- Directed by: Reid Carolin
- Written by: Reid Carolin; Jason Keller; Bryan Johnson;
- Produced by: Reid Carolin; Guymon Casady; Jason Keller; Brad Pitt; Channing Tatum;
- Starring: Channing Tatum; Eve Hewson; Éanna Hardwicke; Ciarán Hinds; May Calamawy; Ruaridh Mollica;
- Production companies: Free Association; Plan B Entertainment; Entertainment 360;
- Distributed by: Amazon MGM Studios
- Country: United States
- Language: English

= Isle of Man (film) =

Isle of Man is an upcoming American drama film written and directed by Reid Carolin. It stars Channing Tatum, Eve Hewson, Ciarán Hinds, May Calamawy, and Ruaridh Mollica.

==Cast==
- Channing Tatum
- Eve Hewson
- Éanna Hardwicke
- Ciarán Hinds
- May Calamawy
- Ruaridh Mollica

==Production==
In May 2024, it was announced that a film based on the annual motorcycle racing event, Isle of Man TT, was being developed and produced by Brad Pitt and Channing Tatum, with Guymon Casady and Jason Keller also attached as producers. In June 2025, it was reported that the film had entered development at Amazon MGM Studios, who will also distribute the film. It was also announced that Reid Carolin would direct, co-write, and produce the film, with Tatum set to star.
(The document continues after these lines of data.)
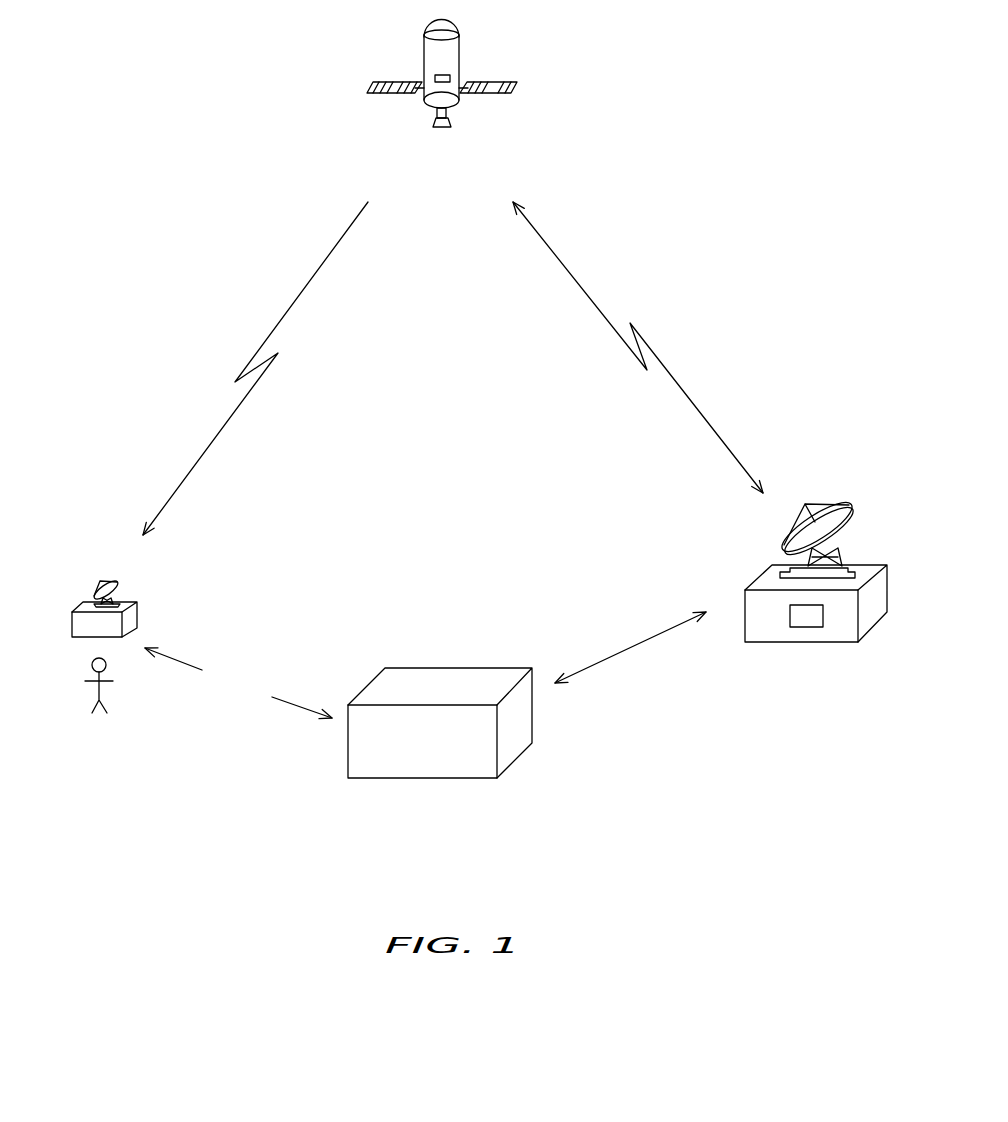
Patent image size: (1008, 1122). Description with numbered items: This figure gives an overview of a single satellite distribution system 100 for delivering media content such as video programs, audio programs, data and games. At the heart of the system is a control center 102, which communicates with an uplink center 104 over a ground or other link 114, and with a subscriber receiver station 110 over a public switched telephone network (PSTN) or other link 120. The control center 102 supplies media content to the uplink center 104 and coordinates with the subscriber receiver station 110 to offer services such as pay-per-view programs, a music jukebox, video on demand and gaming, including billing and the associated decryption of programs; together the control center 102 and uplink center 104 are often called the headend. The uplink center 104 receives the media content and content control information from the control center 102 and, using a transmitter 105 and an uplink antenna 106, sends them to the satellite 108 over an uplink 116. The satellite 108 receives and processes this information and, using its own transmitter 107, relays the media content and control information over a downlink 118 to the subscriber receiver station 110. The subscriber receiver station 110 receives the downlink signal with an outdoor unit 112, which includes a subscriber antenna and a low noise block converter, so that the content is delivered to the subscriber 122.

The single satellite distribution system 100 is at (715, 185).
The control center 102 is at (508, 760).
The uplink center 104 is at (798, 642).
The transmitter 105 is at (823, 627).
The uplink antenna 106 is at (855, 512).
The transmitter 107 is at (446, 75).
The satellite 108 is at (488, 93).
The subscriber receiver station 110 is at (143, 610).
The outdoor unit (ODU) 112 is at (103, 578).
The ground or other link 114 is at (627, 645).
The uplink 116 is at (681, 388).
The downlink 118 is at (303, 288).
The public switched telephone network (PSTN) or other link 120 is at (270, 656).
The subscriber 122 is at (118, 700).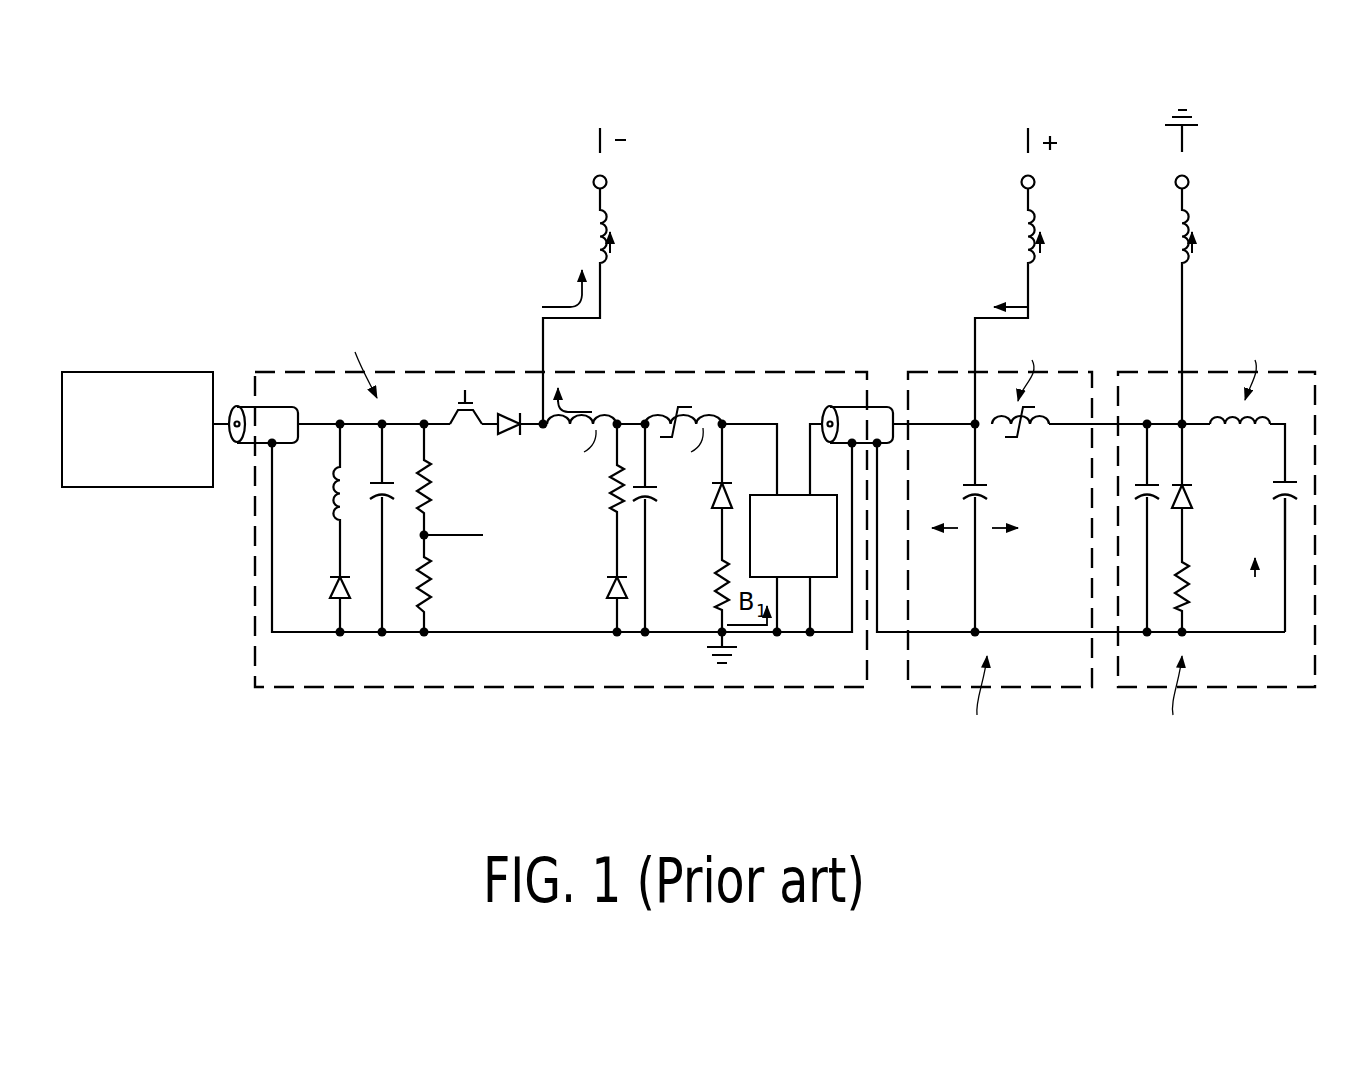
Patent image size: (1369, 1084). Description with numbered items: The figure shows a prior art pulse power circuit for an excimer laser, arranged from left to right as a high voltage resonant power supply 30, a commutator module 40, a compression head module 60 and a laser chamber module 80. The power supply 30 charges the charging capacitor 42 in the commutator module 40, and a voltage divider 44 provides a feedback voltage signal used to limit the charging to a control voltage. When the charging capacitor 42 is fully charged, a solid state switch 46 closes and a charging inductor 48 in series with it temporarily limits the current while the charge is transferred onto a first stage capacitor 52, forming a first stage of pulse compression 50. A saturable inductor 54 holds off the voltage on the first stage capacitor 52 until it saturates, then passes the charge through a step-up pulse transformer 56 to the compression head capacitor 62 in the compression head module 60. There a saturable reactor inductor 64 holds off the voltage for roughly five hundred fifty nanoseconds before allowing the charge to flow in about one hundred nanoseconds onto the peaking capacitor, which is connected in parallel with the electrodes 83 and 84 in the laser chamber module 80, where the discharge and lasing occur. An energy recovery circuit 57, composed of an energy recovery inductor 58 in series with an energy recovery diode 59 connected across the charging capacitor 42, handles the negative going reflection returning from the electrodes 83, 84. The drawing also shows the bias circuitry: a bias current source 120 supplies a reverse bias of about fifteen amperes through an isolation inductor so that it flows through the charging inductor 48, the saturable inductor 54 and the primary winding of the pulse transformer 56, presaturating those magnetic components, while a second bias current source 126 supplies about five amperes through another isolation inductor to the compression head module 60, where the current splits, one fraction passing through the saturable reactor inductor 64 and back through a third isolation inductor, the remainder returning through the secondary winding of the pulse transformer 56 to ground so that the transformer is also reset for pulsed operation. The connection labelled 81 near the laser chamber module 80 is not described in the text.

The high voltage resonant power supply 30 is at (130, 372).
The bias current source 120 is at (640, 174).
The second bias current source 126 is at (1075, 174).
The solid state switch 46 is at (465, 390).
The commutator module 40 is at (558, 373).
The charging inductor L0 48 is at (649, 396).
The saturable inductor L1 54 is at (706, 402).
The compression head module 60 is at (945, 372).
The bias inductor connection 81 is at (1219, 400).
The laser chamber module 80 is at (1302, 375).
The energy recovery inductor 58 is at (335, 490).
The energy recovery diode 59 is at (330, 588).
The capacitor Cp-1 62 is at (963, 488).
The saturable reactor inductor Lp-1 64 is at (1043, 436).
The electrode 84 is at (1295, 470).
The electrode 83 is at (1295, 529).
The energy recovery circuit 57 is at (338, 658).
The charging capacitor C0 42 is at (401, 565).
The voltage divider 44 is at (426, 657).
The first stage of pulse compression 50 is at (600, 700).
The first stage capacitor C1 52 is at (668, 566).
The pulse transformer 56 is at (795, 648).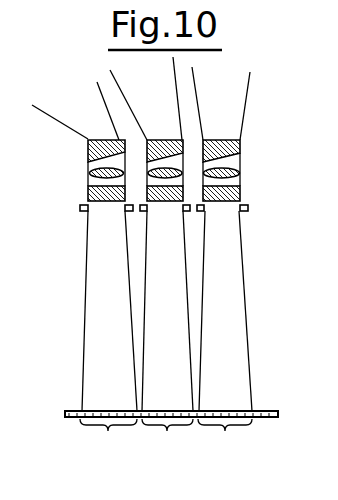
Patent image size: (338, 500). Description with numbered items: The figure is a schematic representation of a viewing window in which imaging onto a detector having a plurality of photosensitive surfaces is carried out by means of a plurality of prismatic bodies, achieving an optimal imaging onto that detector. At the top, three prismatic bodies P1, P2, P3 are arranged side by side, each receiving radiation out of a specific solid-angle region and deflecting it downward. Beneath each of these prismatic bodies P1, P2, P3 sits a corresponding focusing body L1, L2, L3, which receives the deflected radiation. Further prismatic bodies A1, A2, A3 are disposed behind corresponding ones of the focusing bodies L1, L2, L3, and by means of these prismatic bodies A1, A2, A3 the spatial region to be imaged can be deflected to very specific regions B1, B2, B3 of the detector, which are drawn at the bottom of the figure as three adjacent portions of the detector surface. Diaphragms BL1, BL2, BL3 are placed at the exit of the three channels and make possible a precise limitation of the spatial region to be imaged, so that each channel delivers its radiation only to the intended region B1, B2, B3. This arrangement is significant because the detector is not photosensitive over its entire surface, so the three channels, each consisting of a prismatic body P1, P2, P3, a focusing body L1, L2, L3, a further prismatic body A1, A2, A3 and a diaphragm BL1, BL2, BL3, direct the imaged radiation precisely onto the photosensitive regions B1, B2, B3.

The prismatic body P1 is at (100, 139).
The prismatic body P2 is at (163, 139).
The prismatic body P3 is at (222, 139).
The focusing body L1 is at (89, 174).
The focusing body L2 is at (183, 168).
The focusing body L3 is at (238, 175).
The diaphragm BL1 is at (80, 210).
The diaphragm BL2 is at (143, 212).
The diaphragm BL3 is at (247, 212).
The prismatic body A1 is at (105, 212).
The prismatic body A2 is at (170, 212).
The prismatic body A3 is at (225, 212).
The region of the detector B1 is at (108, 439).
The region of the detector B2 is at (167, 439).
The region of the detector B3 is at (225, 439).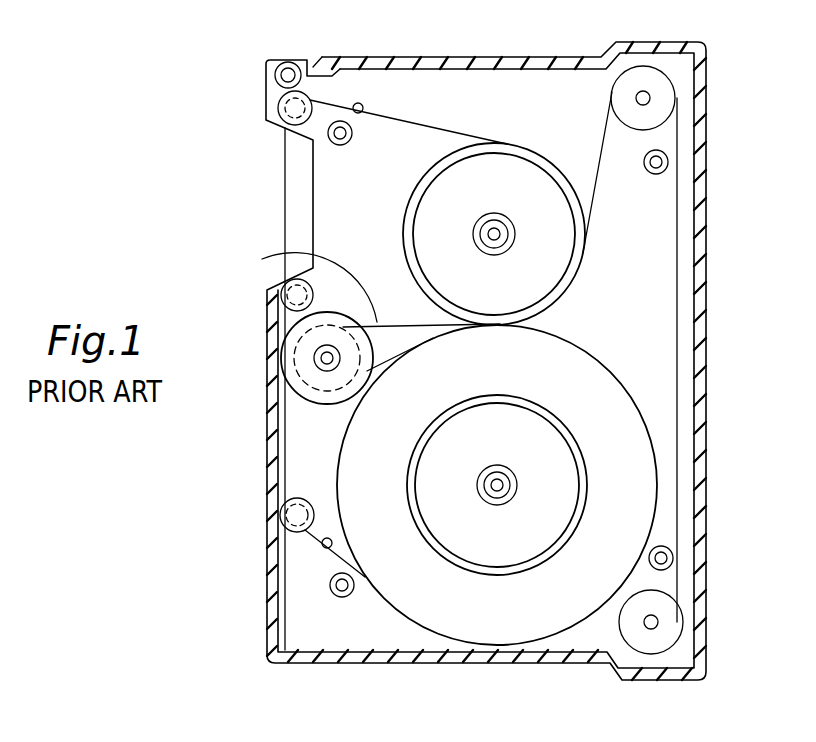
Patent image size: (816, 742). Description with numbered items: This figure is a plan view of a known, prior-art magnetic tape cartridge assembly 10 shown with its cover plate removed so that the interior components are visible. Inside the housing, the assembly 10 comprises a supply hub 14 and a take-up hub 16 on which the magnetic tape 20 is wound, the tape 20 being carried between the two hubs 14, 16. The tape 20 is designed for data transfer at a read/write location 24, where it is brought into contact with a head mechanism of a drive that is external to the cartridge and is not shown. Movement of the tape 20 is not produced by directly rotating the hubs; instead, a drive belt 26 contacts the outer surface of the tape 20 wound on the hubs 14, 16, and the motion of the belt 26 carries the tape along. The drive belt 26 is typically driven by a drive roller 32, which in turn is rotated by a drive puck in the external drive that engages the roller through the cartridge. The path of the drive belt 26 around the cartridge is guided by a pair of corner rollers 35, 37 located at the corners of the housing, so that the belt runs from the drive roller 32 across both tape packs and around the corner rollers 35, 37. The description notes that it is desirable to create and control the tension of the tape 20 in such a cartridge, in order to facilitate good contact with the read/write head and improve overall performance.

The magnetic tape cartridge assembly 10 is at (268, 497).
The supply hub 14 is at (515, 498).
The take-up hub 16 is at (513, 238).
The magnetic tape 20 is at (418, 125).
The read/write location 24 is at (268, 192).
The drive belt 26 is at (318, 261).
The drive roller 32 is at (293, 368).
The corner roller 35 is at (650, 100).
The corner roller 37 is at (658, 622).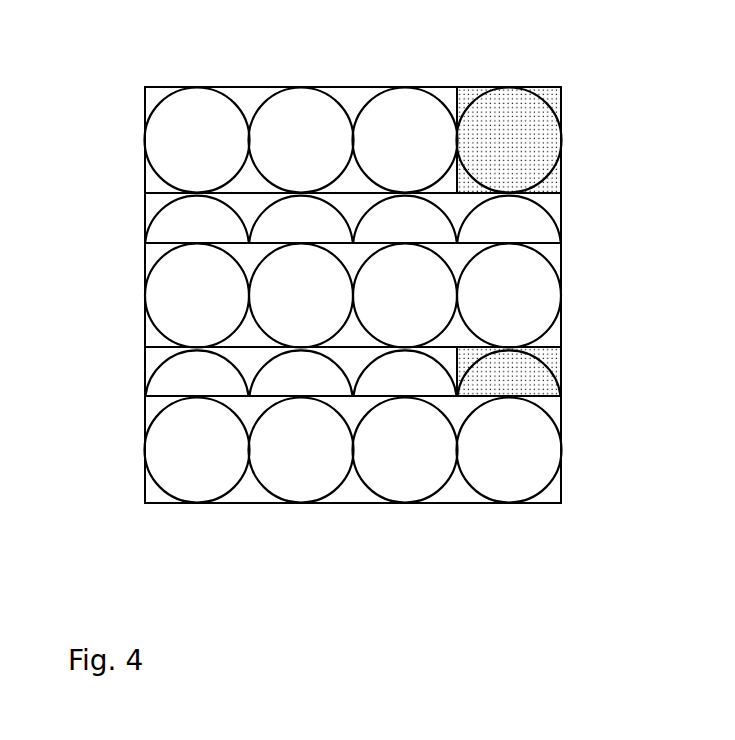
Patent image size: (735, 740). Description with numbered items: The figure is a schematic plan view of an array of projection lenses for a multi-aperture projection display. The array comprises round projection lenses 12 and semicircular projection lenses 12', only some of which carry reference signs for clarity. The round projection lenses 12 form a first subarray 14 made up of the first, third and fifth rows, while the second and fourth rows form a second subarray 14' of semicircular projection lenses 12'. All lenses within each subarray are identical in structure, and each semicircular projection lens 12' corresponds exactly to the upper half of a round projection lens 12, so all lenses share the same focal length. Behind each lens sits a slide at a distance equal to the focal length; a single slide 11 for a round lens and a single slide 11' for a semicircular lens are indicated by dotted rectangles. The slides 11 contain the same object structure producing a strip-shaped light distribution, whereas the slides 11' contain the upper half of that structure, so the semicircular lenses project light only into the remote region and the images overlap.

The slide 11 is at (554, 135).
The slide 11' is at (555, 358).
The round projection lens 12 is at (353, 294).
The semicircular projection lens 12' is at (298, 288).
The first subarray 14 is at (420, 300).
The second subarray 14' is at (423, 294).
In April 2026, Eve Hewson and Éanna Hardwicke joined the cast. The following month, Ciarán Hinds, May Calamawy and Ruaridh Mollica were reported to have been cast.

Principal photography took place at the 2026 Isle of Man TT races beginning on May 22, 2026. Filming occurred on May 25, 2026 on Glencrutchery Road in Douglas, Isle of Man; as well as on Mountain Road.